If you read from nvme AND also do the erasure-recovery across 6 nodes (lrc-12-2-2) then yes, you got into tens of milliseconds. But seeing these numbers for a single node RAM DB just doesn't make sense and I'm surprised everyone treats them as normal.
Does anyone has experience with low-latency high-throughput opensource keyvalue storages? Any specific implementation to recommend?
Aren’t these numbers .2 ms, ie 200 microseconds?
If it is built into your language/framework, you can completely ignore the problem of updating the client, as it happens automatically.
Hope that makes sense.
Is there a plan to commercialise this product? (Offer commercial support, features, etc.) I could not find anything obvious from the home page.
I was typing that out and felt like something was wrong but couldn’t put my finger on what.

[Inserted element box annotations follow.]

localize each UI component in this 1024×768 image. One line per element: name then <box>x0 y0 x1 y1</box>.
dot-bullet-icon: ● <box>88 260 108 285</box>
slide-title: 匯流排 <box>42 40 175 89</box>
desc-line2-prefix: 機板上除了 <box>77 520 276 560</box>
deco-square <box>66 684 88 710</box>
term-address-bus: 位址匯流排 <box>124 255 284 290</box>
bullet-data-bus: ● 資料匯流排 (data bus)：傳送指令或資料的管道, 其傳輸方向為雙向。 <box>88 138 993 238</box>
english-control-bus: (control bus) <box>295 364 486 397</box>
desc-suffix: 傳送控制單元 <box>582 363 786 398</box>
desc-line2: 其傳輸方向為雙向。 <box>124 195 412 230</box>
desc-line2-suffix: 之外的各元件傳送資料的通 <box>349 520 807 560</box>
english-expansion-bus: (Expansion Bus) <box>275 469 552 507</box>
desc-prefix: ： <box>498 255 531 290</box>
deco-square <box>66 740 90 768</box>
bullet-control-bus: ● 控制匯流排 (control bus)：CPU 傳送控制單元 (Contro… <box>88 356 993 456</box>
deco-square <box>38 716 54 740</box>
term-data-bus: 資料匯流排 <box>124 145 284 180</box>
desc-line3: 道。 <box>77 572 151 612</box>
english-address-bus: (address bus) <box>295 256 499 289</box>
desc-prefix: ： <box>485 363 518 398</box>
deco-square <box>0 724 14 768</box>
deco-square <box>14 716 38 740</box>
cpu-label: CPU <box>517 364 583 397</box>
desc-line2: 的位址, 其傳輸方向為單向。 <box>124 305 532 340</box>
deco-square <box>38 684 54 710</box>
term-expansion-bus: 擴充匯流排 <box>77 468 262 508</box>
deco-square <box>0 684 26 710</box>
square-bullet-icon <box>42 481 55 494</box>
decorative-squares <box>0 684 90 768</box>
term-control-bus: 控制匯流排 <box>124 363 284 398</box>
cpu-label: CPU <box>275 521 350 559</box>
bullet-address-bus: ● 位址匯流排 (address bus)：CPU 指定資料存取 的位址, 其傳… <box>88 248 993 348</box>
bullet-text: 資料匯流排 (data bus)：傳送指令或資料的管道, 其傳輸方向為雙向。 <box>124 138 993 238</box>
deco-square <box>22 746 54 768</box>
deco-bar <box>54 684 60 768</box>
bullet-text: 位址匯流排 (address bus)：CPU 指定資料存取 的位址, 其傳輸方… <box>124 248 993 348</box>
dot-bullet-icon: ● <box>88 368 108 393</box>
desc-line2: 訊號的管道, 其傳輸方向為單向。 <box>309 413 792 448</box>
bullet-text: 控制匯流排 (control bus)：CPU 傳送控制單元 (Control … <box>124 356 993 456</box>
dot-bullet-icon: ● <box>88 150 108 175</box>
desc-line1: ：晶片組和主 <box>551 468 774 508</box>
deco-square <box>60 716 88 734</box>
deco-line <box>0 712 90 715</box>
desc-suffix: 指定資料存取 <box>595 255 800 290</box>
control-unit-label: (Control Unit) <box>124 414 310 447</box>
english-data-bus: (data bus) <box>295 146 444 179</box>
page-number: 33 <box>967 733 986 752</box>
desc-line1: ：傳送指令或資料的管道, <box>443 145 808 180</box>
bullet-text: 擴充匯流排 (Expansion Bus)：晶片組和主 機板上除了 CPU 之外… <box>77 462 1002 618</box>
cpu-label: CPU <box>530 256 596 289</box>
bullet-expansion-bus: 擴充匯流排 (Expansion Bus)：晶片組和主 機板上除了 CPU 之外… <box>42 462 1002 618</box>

Would be great to disclose details of this one. I'm interested in using what DiceDB achieves higher throughput.
FYI this is a misspelling of "higher"
Anyway to persist data in case of reboots?
That's the only thing missing here.
Is Go the only SDK ?
But certainly you could build something to handle these and most other needs in this realm with mostly just redis, using streams for what needs to be more robust, in tandem with pub/sub, keyspace notifs, etc. in the areas they are suited to.
It’s written in Go.
These are the real numbers - https://dzone.com/articles/performance-and-scalability-analy...
Does not match with your benchmarks.
We had to write a small benchmark utility (membench) ourselves because the long-term metrics that we are optimizing need to be evaluated in a different way.
Also, the scripts, utilities, and infra configurations are mentioned. Feel free to run it.